Photo by: Cassandra Favre
South Side Elementary gifted teacher Susan Spiers gave Picayune School Board members an update on the district’s gifted program at Tuesday’s meeting.

The Picayune School Board met Tuesday and heard an presentation about the district’s gifted program from South Side Elementary gifted teacher Susan Spiers.

The gifted program is for elementary students in second through sixth grades, Spiers said. The percentage of gifted students in the district is less than nine percent.

Spiers said students can be screened for the gifted program anytime between grades two and six and a mass screening is done each year for students at the first grade level.

“Students can also be referred to the gifted program by a parent, teacher, counselor, administrator, peer or self,” Spiers said.

Once a student is referred, Spiers said, teachers and parents receive referral packets to complete. If the child meets the criteria, they are sent to a psychometrist for an IQ test.

The scales for identifying qualifying students are based on general intellectual ability, creativity and leadership scores, Spiers said. A student must score in the 91st percentile with an IQ of 120 in order to qualify for the gifted program.

Emerging potential or twice exceptional students are students with learning disabilities, such as ADHD or Asperger syndrome, are also eligible for the gifted program, Spiers said.

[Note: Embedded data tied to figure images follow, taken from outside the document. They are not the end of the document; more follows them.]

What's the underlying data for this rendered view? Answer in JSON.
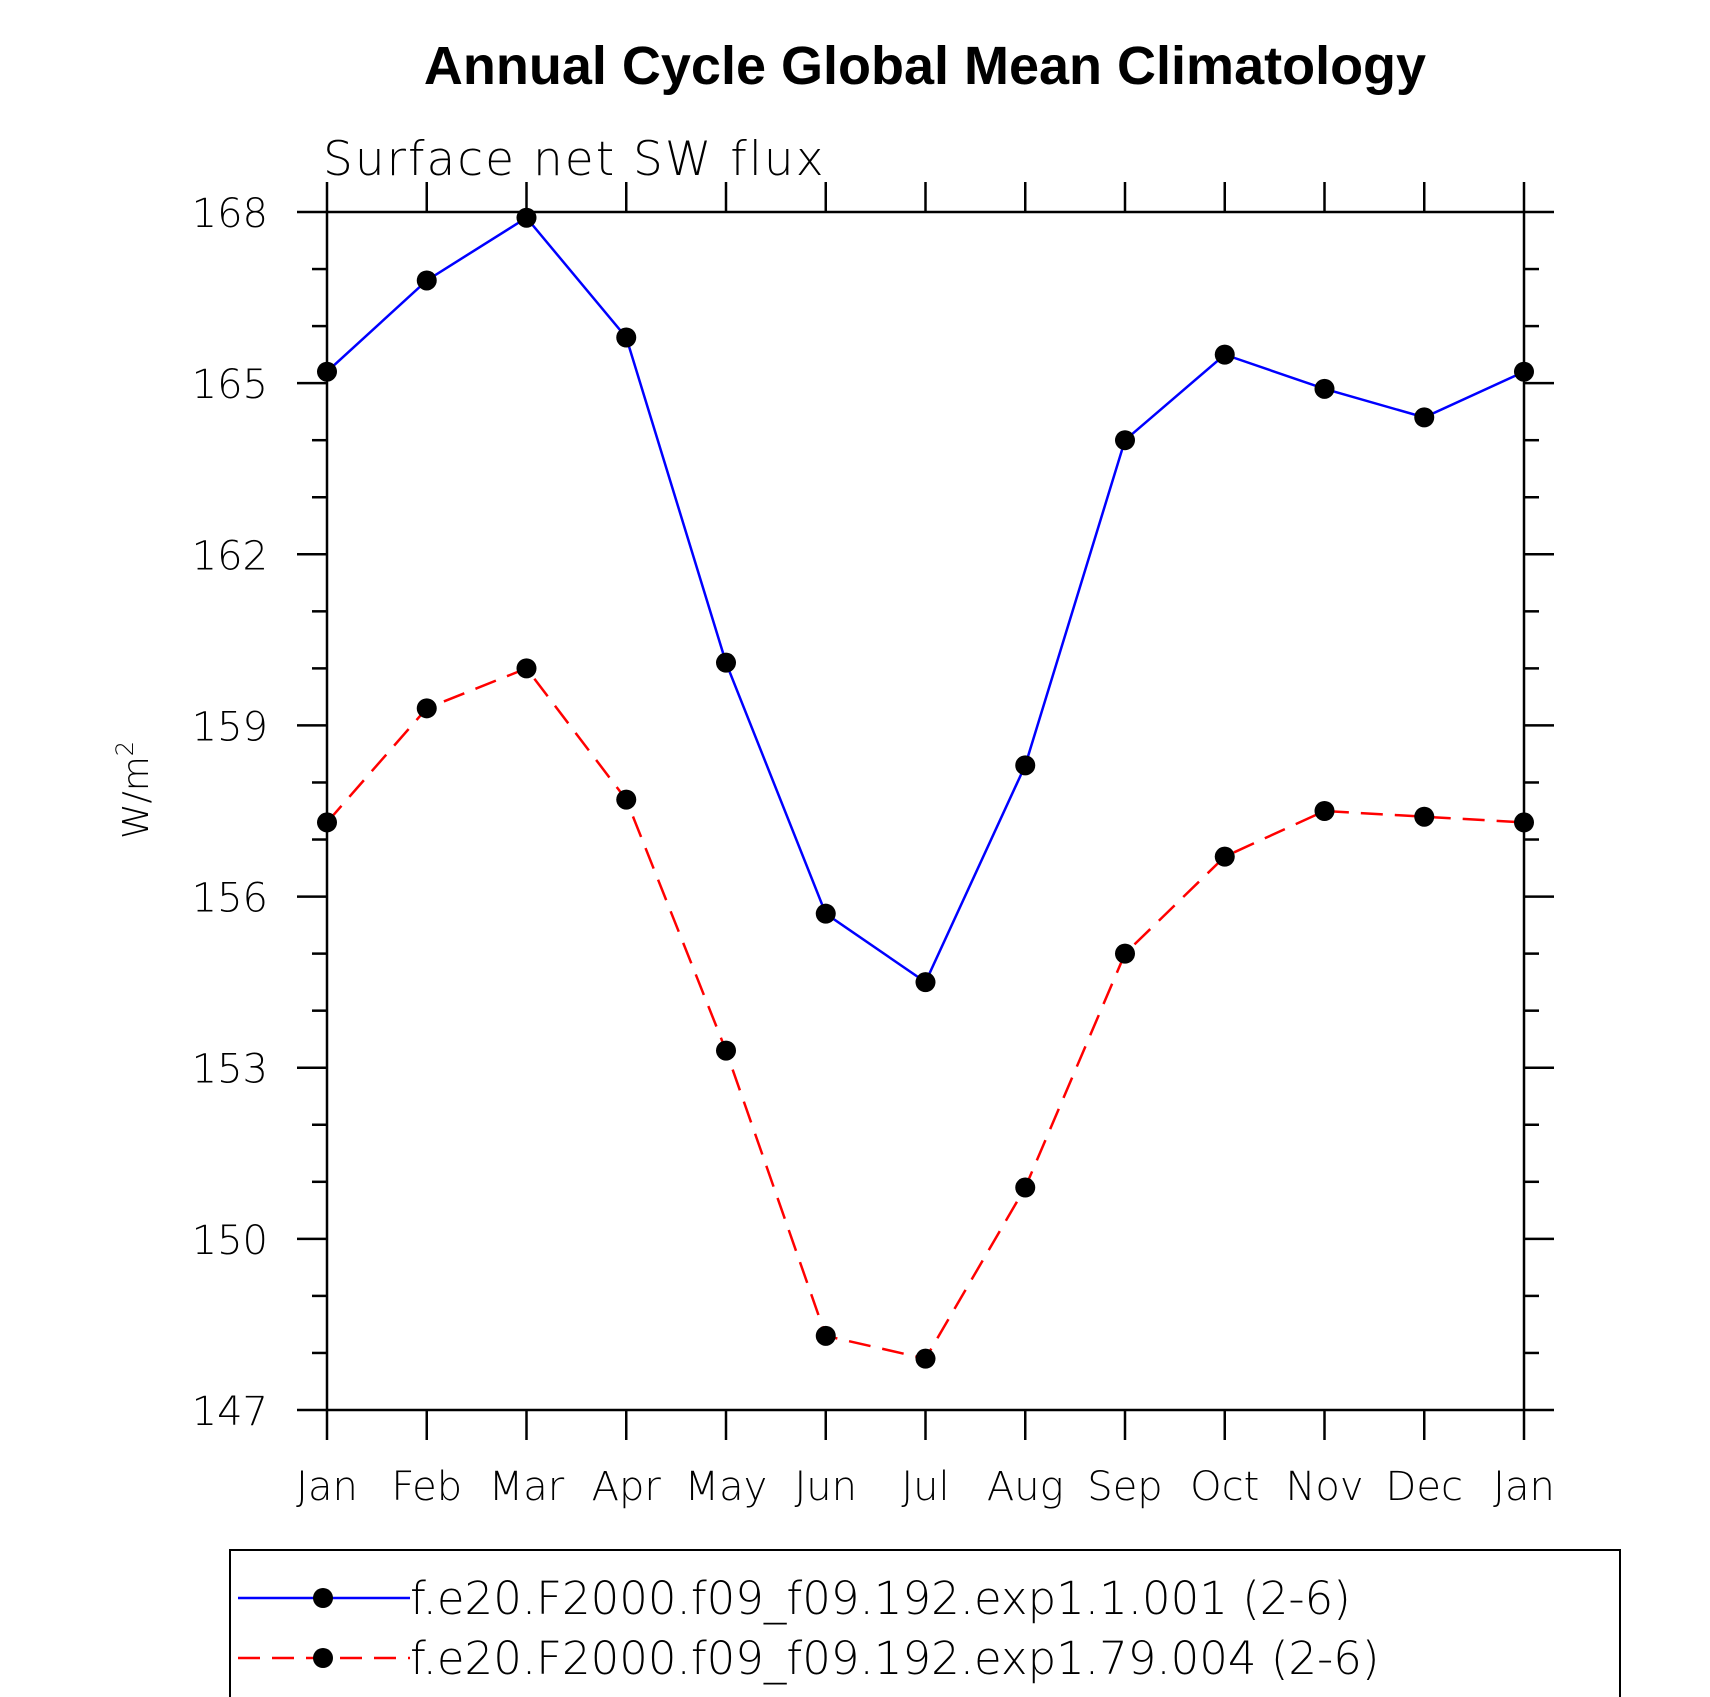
{
  "chart_data": {
    "type": "line",
    "title": "Annual Cycle Global Mean Climatology",
    "subtitle": "Surface net SW flux",
    "ylabel": "W/m",
    "ylabel_superscript": "2",
    "xlabel": "",
    "categories": [
      "Jan",
      "Feb",
      "Mar",
      "Apr",
      "May",
      "Jun",
      "Jul",
      "Aug",
      "Sep",
      "Oct",
      "Nov",
      "Dec",
      "Jan"
    ],
    "ylim": [
      147,
      168
    ],
    "yticks": [
      147,
      150,
      153,
      156,
      159,
      162,
      165,
      168
    ],
    "legend_position": "bottom",
    "series": [
      {
        "name": "f.e20.F2000.f09_f09.192.exp1.1.001 (2-6)",
        "color": "#0000ff",
        "dash": "solid",
        "marker_color": "#000000",
        "values": [
          165.2,
          166.8,
          167.9,
          165.8,
          160.1,
          155.7,
          154.5,
          158.3,
          164.0,
          165.5,
          164.9,
          164.4,
          165.2
        ]
      },
      {
        "name": "f.e20.F2000.f09_f09.192.exp1.79.004 (2-6)",
        "color": "#ff0000",
        "dash": "dashed",
        "marker_color": "#000000",
        "values": [
          157.3,
          159.3,
          160.0,
          157.7,
          153.3,
          148.3,
          147.9,
          150.9,
          155.0,
          156.7,
          157.5,
          157.4,
          157.3
        ]
      }
    ]
  }
}
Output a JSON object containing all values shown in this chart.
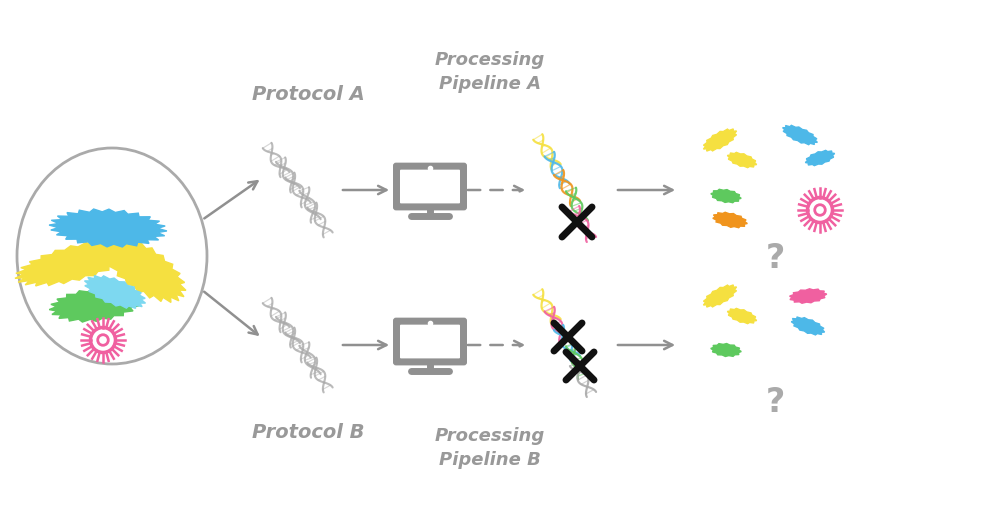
{
  "bg_color": "#ffffff",
  "label_color": "#999999",
  "label_protocol_a": "Protocol A",
  "label_protocol_b": "Protocol B",
  "pipeline_a": "Processing\nPipeline A",
  "pipeline_b": "Processing\nPipeline B",
  "monitor_color": "#909090",
  "arrow_color": "#909090",
  "dish_color": "#aaaaaa",
  "dna_gray": "#aaaaaa",
  "col_yellow": "#f5e040",
  "col_blue": "#4db8e8",
  "col_green": "#5ec95e",
  "col_pink": "#f060a0",
  "col_orange": "#f0941d",
  "col_lightblue": "#7dd8f0",
  "q_color": "#aaaaaa",
  "x_color": "#111111"
}
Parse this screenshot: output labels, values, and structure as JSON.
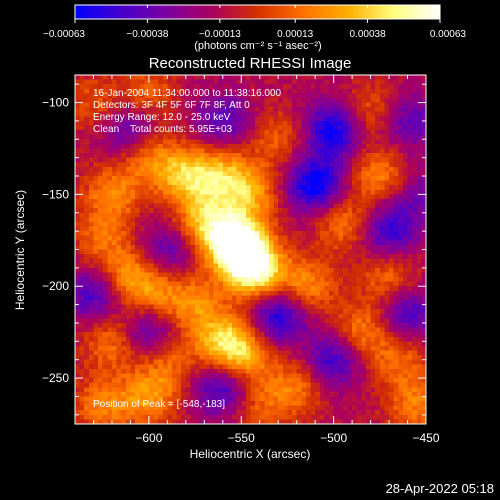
{
  "chart_data": {
    "type": "heatmap",
    "title": "Reconstructed RHESSI Image",
    "xlabel": "Heliocentric X (arcsec)",
    "ylabel": "Heliocentric Y (arcsec)",
    "xlim": [
      -640,
      -450
    ],
    "ylim": [
      -275,
      -85
    ],
    "xticks": [
      -600,
      -550,
      -500,
      -450
    ],
    "xtick_labels": [
      "−600",
      "−550",
      "−500",
      "−450"
    ],
    "yticks": [
      -100,
      -150,
      -200,
      -250
    ],
    "ytick_labels": [
      "−100",
      "−150",
      "−200",
      "−250"
    ],
    "colorbar": {
      "min": -0.00063,
      "max": 0.00063,
      "ticks": [
        -0.00063,
        -0.00038,
        -0.00013,
        0.00013,
        0.00038,
        0.00063
      ],
      "tick_labels": [
        "−0.00063",
        "−0.00038",
        "−0.00013",
        "0.00013",
        "0.00038",
        "0.00063"
      ],
      "units_label": "(photons cm⁻² s⁻¹ asec⁻²)",
      "colors": [
        "#0000ff",
        "#4400cc",
        "#7a00a0",
        "#aa0060",
        "#d43000",
        "#ff7000",
        "#ffb000",
        "#ffff80",
        "#ffffff"
      ]
    },
    "annotations": [
      "16-Jan-2004 11:34:00.000 to 11:38:16.000",
      "Detectors: 3F 4F 5F 6F 7F 8F, Att 0",
      "Energy Range: 12.0 - 25.0 keV",
      "Clean    Total counts: 5.95E+03"
    ],
    "peak_label": "Position of Peak = [-548,-183]",
    "peak": [
      -548,
      -183
    ],
    "blobs": [
      {
        "x": -548,
        "y": -183,
        "v": 0.00063
      },
      {
        "x": -555,
        "y": -175,
        "v": 0.0005
      },
      {
        "x": -540,
        "y": -195,
        "v": 0.00045
      },
      {
        "x": -570,
        "y": -165,
        "v": 0.00042
      },
      {
        "x": -580,
        "y": -140,
        "v": 0.00045
      },
      {
        "x": -560,
        "y": -140,
        "v": 0.0004
      },
      {
        "x": -545,
        "y": -150,
        "v": 0.00035
      },
      {
        "x": -600,
        "y": -130,
        "v": 0.0003
      },
      {
        "x": -620,
        "y": -150,
        "v": 0.00032
      },
      {
        "x": -625,
        "y": -175,
        "v": 0.00025
      },
      {
        "x": -610,
        "y": -195,
        "v": 0.00035
      },
      {
        "x": -595,
        "y": -205,
        "v": 0.00028
      },
      {
        "x": -620,
        "y": -230,
        "v": 0.0003
      },
      {
        "x": -600,
        "y": -260,
        "v": 0.00035
      },
      {
        "x": -625,
        "y": -265,
        "v": 0.0003
      },
      {
        "x": -560,
        "y": -230,
        "v": 0.00045
      },
      {
        "x": -548,
        "y": -238,
        "v": 0.00038
      },
      {
        "x": -575,
        "y": -210,
        "v": 0.0003
      },
      {
        "x": -515,
        "y": -200,
        "v": 0.00035
      },
      {
        "x": -495,
        "y": -165,
        "v": 0.0003
      },
      {
        "x": -475,
        "y": -140,
        "v": 0.00032
      },
      {
        "x": -470,
        "y": -195,
        "v": 0.00028
      },
      {
        "x": -485,
        "y": -225,
        "v": 0.00032
      },
      {
        "x": -465,
        "y": -240,
        "v": 0.00025
      },
      {
        "x": -520,
        "y": -255,
        "v": 0.00028
      },
      {
        "x": -480,
        "y": -105,
        "v": 0.00025
      },
      {
        "x": -530,
        "y": -120,
        "v": 0.00022
      },
      {
        "x": -600,
        "y": -95,
        "v": 0.00024
      },
      {
        "x": -630,
        "y": -100,
        "v": 0.0002
      },
      {
        "x": -590,
        "y": -240,
        "v": 0.00025
      },
      {
        "x": -540,
        "y": -265,
        "v": 0.00022
      },
      {
        "x": -455,
        "y": -265,
        "v": 0.0003
      },
      {
        "x": -510,
        "y": -145,
        "v": -0.00055
      },
      {
        "x": -500,
        "y": -115,
        "v": -0.0005
      },
      {
        "x": -470,
        "y": -170,
        "v": -0.0004
      },
      {
        "x": -530,
        "y": -215,
        "v": -0.0005
      },
      {
        "x": -590,
        "y": -180,
        "v": -0.0003
      },
      {
        "x": -630,
        "y": -205,
        "v": -0.00035
      },
      {
        "x": -560,
        "y": -110,
        "v": -0.0003
      },
      {
        "x": -610,
        "y": -115,
        "v": -0.0003
      },
      {
        "x": -500,
        "y": -240,
        "v": -0.0004
      },
      {
        "x": -560,
        "y": -255,
        "v": -0.0004
      },
      {
        "x": -460,
        "y": -215,
        "v": -0.00035
      },
      {
        "x": -600,
        "y": -225,
        "v": -0.00035
      },
      {
        "x": -460,
        "y": -110,
        "v": -0.0003
      },
      {
        "x": -455,
        "y": -150,
        "v": -0.0002
      }
    ]
  },
  "footer_timestamp": "28-Apr-2022 05:18"
}
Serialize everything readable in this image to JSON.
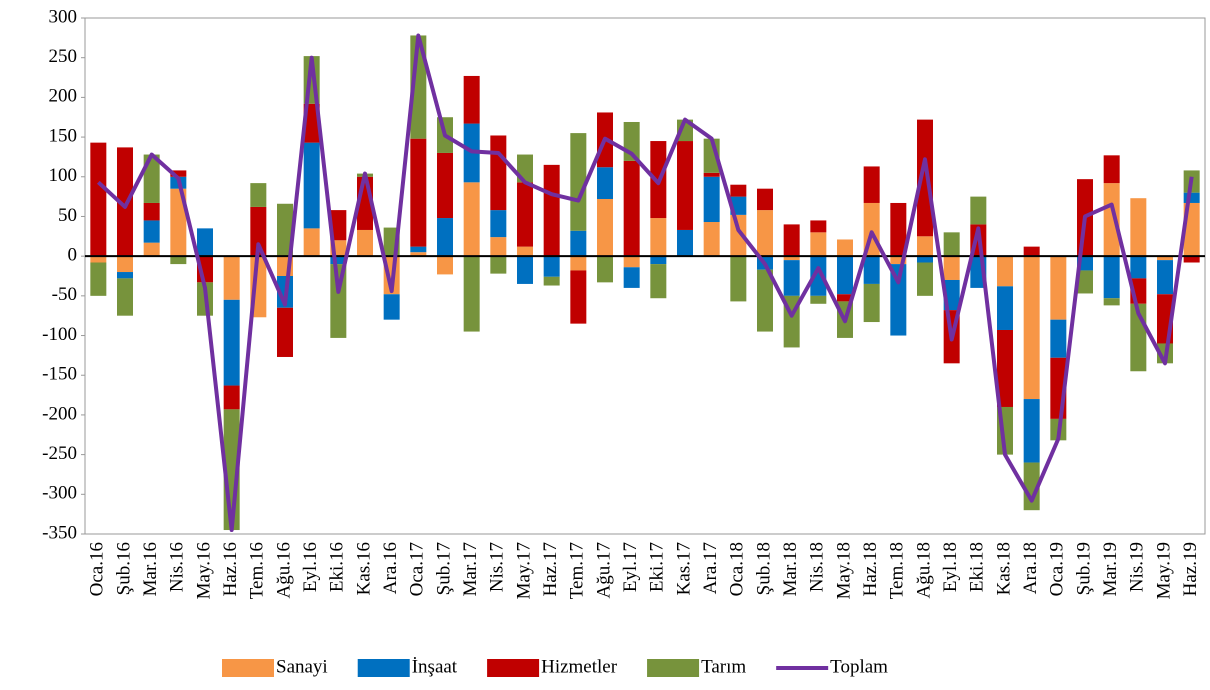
{
  "chart_data": {
    "type": "bar",
    "categories": [
      "Oca.16",
      "Şub.16",
      "Mar.16",
      "Nis.16",
      "May.16",
      "Haz.16",
      "Tem.16",
      "Ağu.16",
      "Eyl.16",
      "Eki.16",
      "Kas.16",
      "Ara.16",
      "Oca.17",
      "Şub.17",
      "Mar.17",
      "Nis.17",
      "May.17",
      "Haz.17",
      "Tem.17",
      "Ağu.17",
      "Eyl.17",
      "Eki.17",
      "Kas.17",
      "Ara.17",
      "Oca.18",
      "Şub.18",
      "Mar.18",
      "Nis.18",
      "May.18",
      "Haz.18",
      "Tem.18",
      "Ağu.18",
      "Eyl.18",
      "Eki.18",
      "Kas.18",
      "Ara.18",
      "Oca.19",
      "Şub.19",
      "Mar.19",
      "Nis.19",
      "May.19",
      "Haz.19"
    ],
    "series": [
      {
        "name": "Sanayi",
        "color": "#f79646",
        "values": [
          -8,
          -20,
          17,
          85,
          0,
          -55,
          -77,
          -25,
          35,
          20,
          33,
          -48,
          5,
          -23,
          93,
          24,
          12,
          0,
          -18,
          72,
          -14,
          48,
          0,
          43,
          52,
          58,
          -5,
          30,
          21,
          67,
          -10,
          25,
          -30,
          0,
          -38,
          -180,
          -80,
          0,
          92,
          73,
          -5,
          67
        ]
      },
      {
        "name": "İnşaat",
        "color": "#0070c0",
        "values": [
          0,
          -8,
          28,
          15,
          35,
          -108,
          0,
          -40,
          108,
          -10,
          0,
          -32,
          7,
          48,
          74,
          34,
          -35,
          -26,
          32,
          40,
          -26,
          -10,
          33,
          57,
          23,
          -17,
          -45,
          -50,
          -48,
          -35,
          -90,
          -8,
          -38,
          -40,
          -55,
          -80,
          -48,
          -18,
          -53,
          -28,
          -43,
          13
        ]
      },
      {
        "name": "Hizmetler",
        "color": "#c00000",
        "values": [
          143,
          137,
          22,
          8,
          -33,
          -30,
          62,
          -62,
          49,
          38,
          67,
          0,
          136,
          82,
          60,
          94,
          81,
          115,
          -67,
          69,
          120,
          97,
          112,
          5,
          15,
          27,
          40,
          15,
          -9,
          46,
          67,
          147,
          -67,
          40,
          -97,
          12,
          -77,
          97,
          35,
          -32,
          -62,
          -8
        ]
      },
      {
        "name": "Tarım",
        "color": "#77933c",
        "values": [
          -42,
          -47,
          61,
          -10,
          -42,
          -152,
          30,
          66,
          60,
          -93,
          4,
          36,
          130,
          45,
          -95,
          -22,
          35,
          -11,
          123,
          -33,
          49,
          -43,
          27,
          43,
          -57,
          -78,
          -65,
          -10,
          -46,
          -48,
          0,
          -42,
          30,
          35,
          -60,
          -60,
          -27,
          -29,
          -9,
          -85,
          -25,
          28
        ]
      },
      {
        "name": "Toplam",
        "color": "#7030a0",
        "line": true,
        "values": [
          93,
          62,
          128,
          98,
          -40,
          -345,
          15,
          -61,
          250,
          -45,
          104,
          -44,
          278,
          152,
          132,
          130,
          93,
          78,
          70,
          148,
          129,
          92,
          172,
          148,
          33,
          -10,
          -75,
          -15,
          -82,
          30,
          -33,
          122,
          -105,
          35,
          -250,
          -308,
          -230,
          50,
          65,
          -72,
          -135,
          100
        ]
      }
    ],
    "ylim": [
      -350,
      300
    ],
    "yticks": [
      -350,
      -300,
      -250,
      -200,
      -150,
      -100,
      -50,
      0,
      50,
      100,
      150,
      200,
      250,
      300
    ],
    "grid": false,
    "legend": "bottom"
  }
}
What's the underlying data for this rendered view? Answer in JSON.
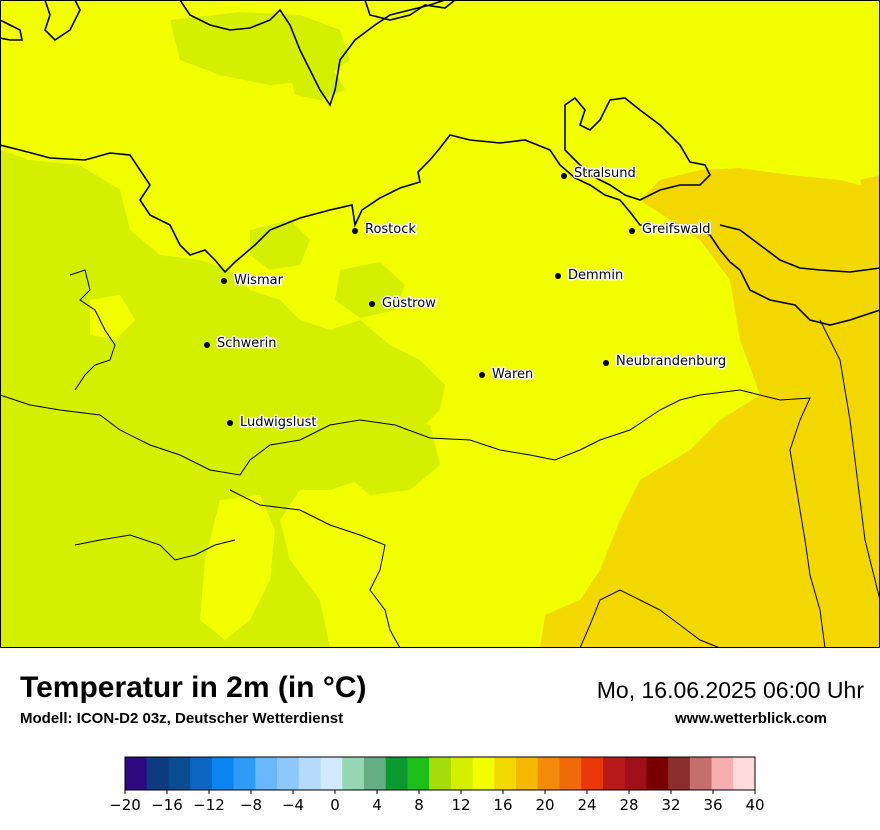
{
  "title": "Temperatur in 2m (in °C)",
  "subtitle": "Modell: ICON-D2 03z, Deutscher Wetterdienst",
  "datetime": "Mo, 16.06.2025 06:00 Uhr",
  "website": "www.wetterblick.com",
  "cities": [
    {
      "name": "Stralsund"
    },
    {
      "name": "Rostock"
    },
    {
      "name": "Greifswald"
    },
    {
      "name": "Wismar"
    },
    {
      "name": "Demmin"
    },
    {
      "name": "Güstrow"
    },
    {
      "name": "Schwerin"
    },
    {
      "name": "Neubrandenburg"
    },
    {
      "name": "Waren"
    },
    {
      "name": "Ludwigslust"
    }
  ],
  "colorbar": {
    "ticks": [
      "−20",
      "−16",
      "−12",
      "−8",
      "−4",
      "0",
      "4",
      "8",
      "12",
      "16",
      "20",
      "24",
      "28",
      "32",
      "36",
      "40"
    ],
    "colors": [
      "#2e0a80",
      "#0e3a80",
      "#0a4c90",
      "#0a66c0",
      "#0a84f0",
      "#2e9bf5",
      "#6ab8fb",
      "#8ec8fb",
      "#b4dafc",
      "#d2e8fc",
      "#96d8b4",
      "#66ad84",
      "#0a9a30",
      "#1ebe1a",
      "#a6dc0a",
      "#d4f000",
      "#f2ff00",
      "#f2d800",
      "#f4b800",
      "#f48a0a",
      "#f06a0a",
      "#e8380a",
      "#b81a1a",
      "#a0101a",
      "#7a0000",
      "#8c2e2e",
      "#c46e6e",
      "#f4b0b0",
      "#ffdcdc"
    ]
  }
}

If they meet the criteria the IQ requirement is lowered to 115.

“This helps disadvantaged kids to get into the program,” Spiers said. “We can’t discount these children because they have an exception. Walt Disney, Einstein, Winston Churchill and Bill Gates were all thought to have learning disabilities.”
Spiers said out-of-state gifted students are automatically entered into the referral stages.

The gifted teachers utilize Blooms Taxonomy, Spiers said, a practice that encourages higher levels of thinking using knowledge, comprehension, application, analysis, synthesis and evaluation.

Students spend about five hours a week in the gifted program, Spiers said. The largest class has about 12 students and the smallest has about six or seven.

The units of study for second and third-graders may include the topics of, Mexico, fairy tales or snakes.

The units of study for fourth through sixth-graders may include topics such as, Egypt, primates, India and King Lexicon/Middle Ages.

If gifted students score 56 or below they are then placed on a nine-weeks probationary program in order to bring up their grade, Spiers said. An intervention plan is devised to help the student meet his or her education goals during this probationary period.

“Our goal is to keep the children in this program,” Spiers said. “In my 18 years of teaching, I’ve only put about four children on probation.”

In other action the board approved:

­–Applying for a Naval Research Laboratory SeaPerch grant for the gifted program.

­­–Applying for an MDE Foodservice Equipment Assistance Grant in order to purchase convection ovens for the Roseland and Nicholson Elementary Schools.

The next school board meeting will be on Sept. 9 at 5:30 p.m. at the district office on Goodyear Boulevard.